Dr. Hyunmo Kang of the Carnegie Mellon University Department of Computer Science, and colleagues from the University of Maryland College Park UMIACS Human-Computer Interaction Laboratory, have published Making Sense of Archived E-mail: Exploring the Enron Collection with NetLens, forthcoming in Journal of the American Society for Information Science and Technology (JASIST). Here is the abstract:
“Informal communications media pose new challenges for information-systems design, but the nature of informal interaction offers new opportunities as well. This paper describes NetLens-E-mail, a system designed to support exploration of the content-actor network in large e-mail collections. Unique features of NetLens-E-mail include close coupling of orientation, specification, restriction, and expansion, and introduction and incorporation of a novel capability for iterative projection between content and actor networks within the same collection. Scenarios are presented to illustrate the intended employment of NetLens-E-mail, and design walkthroughs with two domain experts provide an initial basis for assessment of the suitability of the design by scholars and analysts.”

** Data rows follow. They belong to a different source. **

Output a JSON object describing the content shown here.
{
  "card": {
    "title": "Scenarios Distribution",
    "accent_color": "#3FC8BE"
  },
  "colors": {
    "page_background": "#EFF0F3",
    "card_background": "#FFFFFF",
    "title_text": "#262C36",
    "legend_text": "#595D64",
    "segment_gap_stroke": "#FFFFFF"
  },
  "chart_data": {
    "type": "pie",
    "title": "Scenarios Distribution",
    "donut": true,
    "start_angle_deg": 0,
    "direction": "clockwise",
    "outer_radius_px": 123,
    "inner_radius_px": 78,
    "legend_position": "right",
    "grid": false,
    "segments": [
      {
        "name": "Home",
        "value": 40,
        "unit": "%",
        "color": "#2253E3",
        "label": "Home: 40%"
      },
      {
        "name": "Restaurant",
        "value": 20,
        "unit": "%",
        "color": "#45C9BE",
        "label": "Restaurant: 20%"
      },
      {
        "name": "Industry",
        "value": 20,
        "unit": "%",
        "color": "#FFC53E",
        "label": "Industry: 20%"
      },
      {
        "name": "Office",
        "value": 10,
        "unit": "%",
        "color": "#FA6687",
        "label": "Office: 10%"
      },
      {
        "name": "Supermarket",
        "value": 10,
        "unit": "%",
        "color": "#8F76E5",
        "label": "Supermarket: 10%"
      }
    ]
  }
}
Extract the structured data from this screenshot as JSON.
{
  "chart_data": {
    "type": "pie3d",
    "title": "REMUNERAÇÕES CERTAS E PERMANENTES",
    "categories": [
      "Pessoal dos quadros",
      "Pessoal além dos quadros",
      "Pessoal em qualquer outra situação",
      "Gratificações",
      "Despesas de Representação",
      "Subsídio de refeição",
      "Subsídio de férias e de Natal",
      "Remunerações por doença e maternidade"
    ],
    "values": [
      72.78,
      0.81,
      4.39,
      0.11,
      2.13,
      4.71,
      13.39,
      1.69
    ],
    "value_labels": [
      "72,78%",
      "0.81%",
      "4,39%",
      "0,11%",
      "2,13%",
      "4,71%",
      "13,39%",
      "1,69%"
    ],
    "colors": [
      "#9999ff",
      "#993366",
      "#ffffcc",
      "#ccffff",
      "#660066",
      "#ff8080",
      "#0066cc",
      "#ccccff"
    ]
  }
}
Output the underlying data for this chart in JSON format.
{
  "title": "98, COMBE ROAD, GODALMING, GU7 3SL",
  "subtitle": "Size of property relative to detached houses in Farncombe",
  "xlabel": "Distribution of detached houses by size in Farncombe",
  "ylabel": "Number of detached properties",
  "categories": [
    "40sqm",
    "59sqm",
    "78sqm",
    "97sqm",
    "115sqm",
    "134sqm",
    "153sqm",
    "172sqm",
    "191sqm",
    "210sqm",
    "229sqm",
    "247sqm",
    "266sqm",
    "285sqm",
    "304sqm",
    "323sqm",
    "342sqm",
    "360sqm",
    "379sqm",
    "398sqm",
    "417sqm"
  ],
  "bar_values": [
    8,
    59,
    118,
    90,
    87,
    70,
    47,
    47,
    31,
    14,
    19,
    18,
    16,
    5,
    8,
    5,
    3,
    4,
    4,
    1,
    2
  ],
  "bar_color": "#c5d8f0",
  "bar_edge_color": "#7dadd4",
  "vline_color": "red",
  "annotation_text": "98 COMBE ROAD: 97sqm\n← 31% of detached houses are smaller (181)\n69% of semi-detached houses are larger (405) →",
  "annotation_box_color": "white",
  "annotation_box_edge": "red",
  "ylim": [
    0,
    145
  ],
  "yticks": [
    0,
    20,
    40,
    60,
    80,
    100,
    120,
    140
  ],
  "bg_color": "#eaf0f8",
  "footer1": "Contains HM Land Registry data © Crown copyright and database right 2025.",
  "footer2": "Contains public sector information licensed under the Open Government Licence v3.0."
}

This paper may be of interest to legal informatics researchers for several reasons. First, the data set studied in the paper is a collection of law-related documents: email messages disclosed during the U.S. Federal Energy Regulatory Commission (FERC)‘s legal investigation into Enron. See, e.g., the explanation at the data set’s homepage at Carnegie Mellon ; Bryan Klimt & Yiming Yang, Introducing the Enron Corpus (2004); Federal Energy Regulatory Commission, Press Release, Western Energy Markets: Major Issuance on March 26, 2003 – Information Released in Investigation (26 March 2003).
Second, I believe that this data set has been among those studied by participants in the TREC (Text Retrieval Conference) Legal Track, an important legal information retrieval research project.
Third, the findings of this paper may be relevant to a number of legal informatics applications, particularly those involving electronic discovery.
Fourth, the paper may be of interest to researchers who use social informatics methods, including social network theory, to study legal information and communication.